What becomes of America’s constitutional commitment to “secure the Blessings of Liberty to ourselves and our Posterity” when we start to view our posterity as our property either to engineer to our specifications or to destroy for our benefit? Finally, what becomes of wonderment and awe in the face of Nature and Nature’s God when there don’t seem to be any limits upon our assumption of godlike powers?

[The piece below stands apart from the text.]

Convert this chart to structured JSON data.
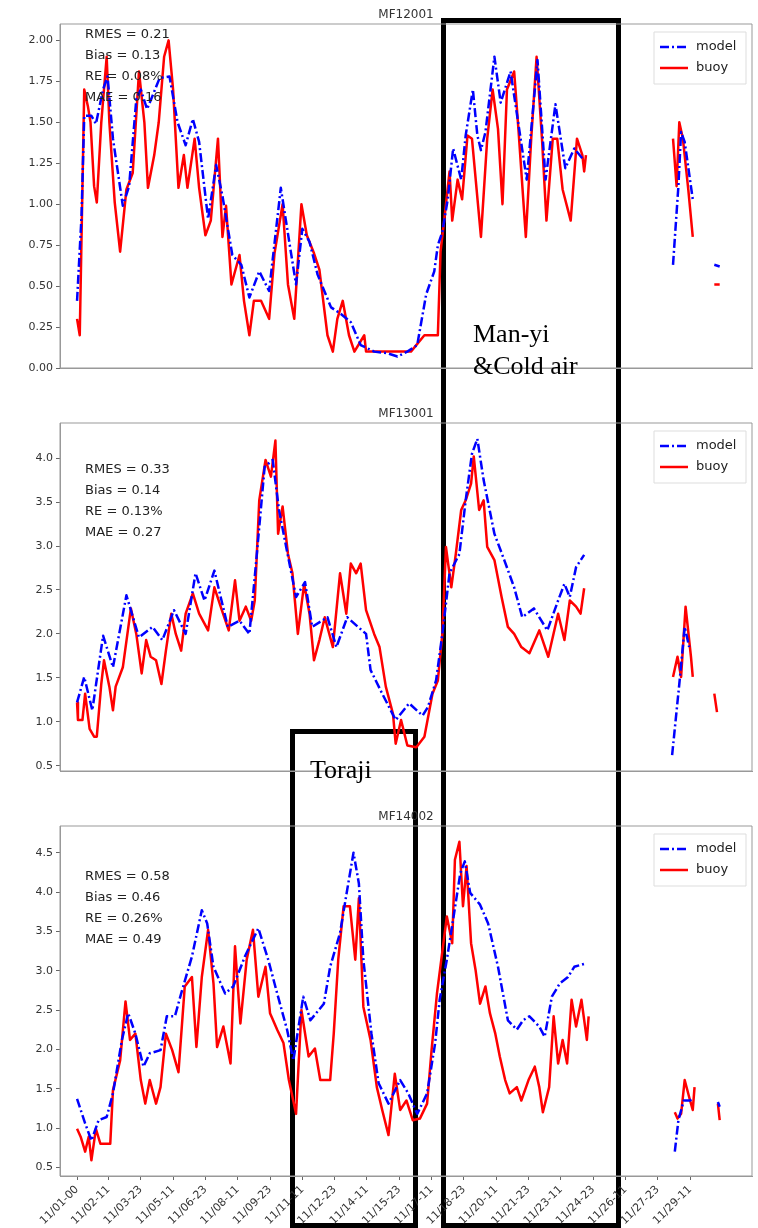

Along with these inquiries into the meaning of embodiment, The Public Interest published a number of articles dealing with the art of medicine. The seminal work was again by Leon Kass. His 1975 article entitled “Regarding the End of Medicine and the Pursuit of Health” was an exploration of the proper purpose and limits of the medical profession. Arguing that the natural standard of health is what ought to guide care for the body, Kass questioned whether medicine should be in the business of biomedical enhancement or neuropharmocologic happiness or attempting to conquer death. Other boundaries of the medical enterprise were marked out in later articles dealing with doctor-assisted suicide and organ transplantation. (It should be noted that the magazine also published a piece on organ transplantation that took an economistic approach and endorsed at least an indirect commodification of body parts.) The transformation of the medical ethic was also explored in a number of fine contributions on the state of doctoring and nursing by Ronald Dworkin, as well as a series of pieces by various authors that traced the increasing medicalization of many facets of life. We read about “Medicalizing Character,” “Medicalizing Temptation,” and “The Medicalization of Unhappiness.”
The ancient Greeks were well aware of medicine’s tendency to usurp territory. According to an old legend, the great physician Asclepius was struck dead by Zeus for daring to pursue immortality by bringing a dead man back to life. In the absence of Zeus’ thunderbolts, we today rely primarily on self-regulation. We need scientists and physicians to think more profoundly about the use and abuse of their art, and we need a bioethics that can articulate why human dignity sometimes requires setting limits on our biological experiments and biotechnical powers. Inviting such reflection and seeking such wisdom is the achievement of The Public Interest. It may not be remembered first and foremost for its contributions to bioethics, but much of what is best in bioethics first took root in its measured, searching, and yet always lively pages.